Jamie is a User Experience Designer and Content Strategist currently based in Dublin, Ireland. He is a member of Long Now Foundation, and is a Fellow of the Royal Society of Arts. On occasion, he talks about himself in the third person.
Between the dawn of time and 2003, mankind generated about 5 exabytes of information. That's 5 billion gigabytes - or if you like your analogies old skool - a row of floppy disks ten times wider than the sun. Now this same amount of information is now being generated every two years, much of it crammed into the haphazard maelstrom we call the internet. And this is only the beginning.

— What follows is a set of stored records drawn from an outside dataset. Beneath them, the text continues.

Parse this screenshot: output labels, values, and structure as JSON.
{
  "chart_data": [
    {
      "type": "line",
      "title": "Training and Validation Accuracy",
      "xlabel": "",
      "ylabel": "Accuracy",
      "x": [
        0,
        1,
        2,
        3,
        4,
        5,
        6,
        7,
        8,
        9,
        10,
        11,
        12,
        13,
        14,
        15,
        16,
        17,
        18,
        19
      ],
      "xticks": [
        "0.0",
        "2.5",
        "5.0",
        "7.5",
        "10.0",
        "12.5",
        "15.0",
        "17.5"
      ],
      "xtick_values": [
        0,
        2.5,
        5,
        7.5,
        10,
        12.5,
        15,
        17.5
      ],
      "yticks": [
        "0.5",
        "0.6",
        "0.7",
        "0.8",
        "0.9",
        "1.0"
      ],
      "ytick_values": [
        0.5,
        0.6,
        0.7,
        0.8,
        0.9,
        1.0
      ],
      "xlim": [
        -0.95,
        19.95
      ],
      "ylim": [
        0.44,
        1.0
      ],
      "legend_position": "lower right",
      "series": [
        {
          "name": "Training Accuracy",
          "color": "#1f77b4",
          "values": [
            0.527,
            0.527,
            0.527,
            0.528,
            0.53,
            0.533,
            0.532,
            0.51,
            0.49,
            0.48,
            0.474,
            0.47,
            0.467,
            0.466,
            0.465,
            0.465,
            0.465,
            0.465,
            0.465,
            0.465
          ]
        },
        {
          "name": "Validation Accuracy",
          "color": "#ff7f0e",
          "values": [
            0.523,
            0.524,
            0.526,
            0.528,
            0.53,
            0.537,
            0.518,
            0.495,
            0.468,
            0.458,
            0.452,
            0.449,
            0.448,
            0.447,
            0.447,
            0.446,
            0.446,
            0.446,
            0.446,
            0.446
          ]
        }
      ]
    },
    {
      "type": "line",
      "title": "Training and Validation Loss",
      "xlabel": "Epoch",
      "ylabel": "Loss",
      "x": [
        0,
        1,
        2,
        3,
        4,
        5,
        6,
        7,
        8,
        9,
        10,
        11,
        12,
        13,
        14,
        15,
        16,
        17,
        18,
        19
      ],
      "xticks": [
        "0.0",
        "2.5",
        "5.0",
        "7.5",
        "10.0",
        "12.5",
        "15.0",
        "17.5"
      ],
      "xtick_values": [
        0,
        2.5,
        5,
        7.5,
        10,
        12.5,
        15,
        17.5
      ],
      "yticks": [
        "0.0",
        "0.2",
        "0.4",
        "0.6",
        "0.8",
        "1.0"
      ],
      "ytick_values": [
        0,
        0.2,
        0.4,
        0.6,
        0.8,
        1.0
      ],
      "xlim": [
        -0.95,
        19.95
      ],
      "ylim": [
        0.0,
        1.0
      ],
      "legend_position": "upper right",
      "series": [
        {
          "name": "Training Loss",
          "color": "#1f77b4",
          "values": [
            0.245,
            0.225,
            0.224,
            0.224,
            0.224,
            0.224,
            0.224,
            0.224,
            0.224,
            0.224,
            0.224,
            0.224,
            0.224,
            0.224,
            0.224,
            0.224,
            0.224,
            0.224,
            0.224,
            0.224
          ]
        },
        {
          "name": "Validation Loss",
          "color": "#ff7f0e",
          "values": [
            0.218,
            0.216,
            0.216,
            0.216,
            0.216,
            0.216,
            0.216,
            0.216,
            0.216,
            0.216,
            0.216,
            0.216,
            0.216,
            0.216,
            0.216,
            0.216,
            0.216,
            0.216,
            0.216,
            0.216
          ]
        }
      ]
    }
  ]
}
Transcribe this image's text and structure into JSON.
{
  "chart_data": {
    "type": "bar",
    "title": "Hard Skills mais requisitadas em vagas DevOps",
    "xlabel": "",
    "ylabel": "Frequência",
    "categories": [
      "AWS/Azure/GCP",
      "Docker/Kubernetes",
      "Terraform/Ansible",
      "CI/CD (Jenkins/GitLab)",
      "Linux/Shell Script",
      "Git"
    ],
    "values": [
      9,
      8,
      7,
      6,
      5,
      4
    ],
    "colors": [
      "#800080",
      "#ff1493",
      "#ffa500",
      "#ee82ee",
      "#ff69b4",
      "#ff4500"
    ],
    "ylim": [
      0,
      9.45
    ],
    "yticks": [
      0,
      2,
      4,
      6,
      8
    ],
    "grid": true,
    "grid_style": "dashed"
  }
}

Every day we fill servers full of news, books, photos and video. Tweets and blogs. Podcasts and publications. We have cameras on every corner and eyes in every pocket. Devices to determine our coordinates in space and time. The challenge now is not gathering information, but sorting into a comprehensible form and making it useful. Search engines are only part of the solution. Just as important are the new diciplines have evolved to cope with these challenges. Interface Designers, UX Specialists and Information Architects working together to light up the Deep Web - a realm of the internet thought to be orders of magnitude greater than the one we currently know.
Already suffering from acute information overload, we have barely dipped our toe in the Information Age, and the challenges before us are enormous. I hope to do my own, small part, in finding solutions.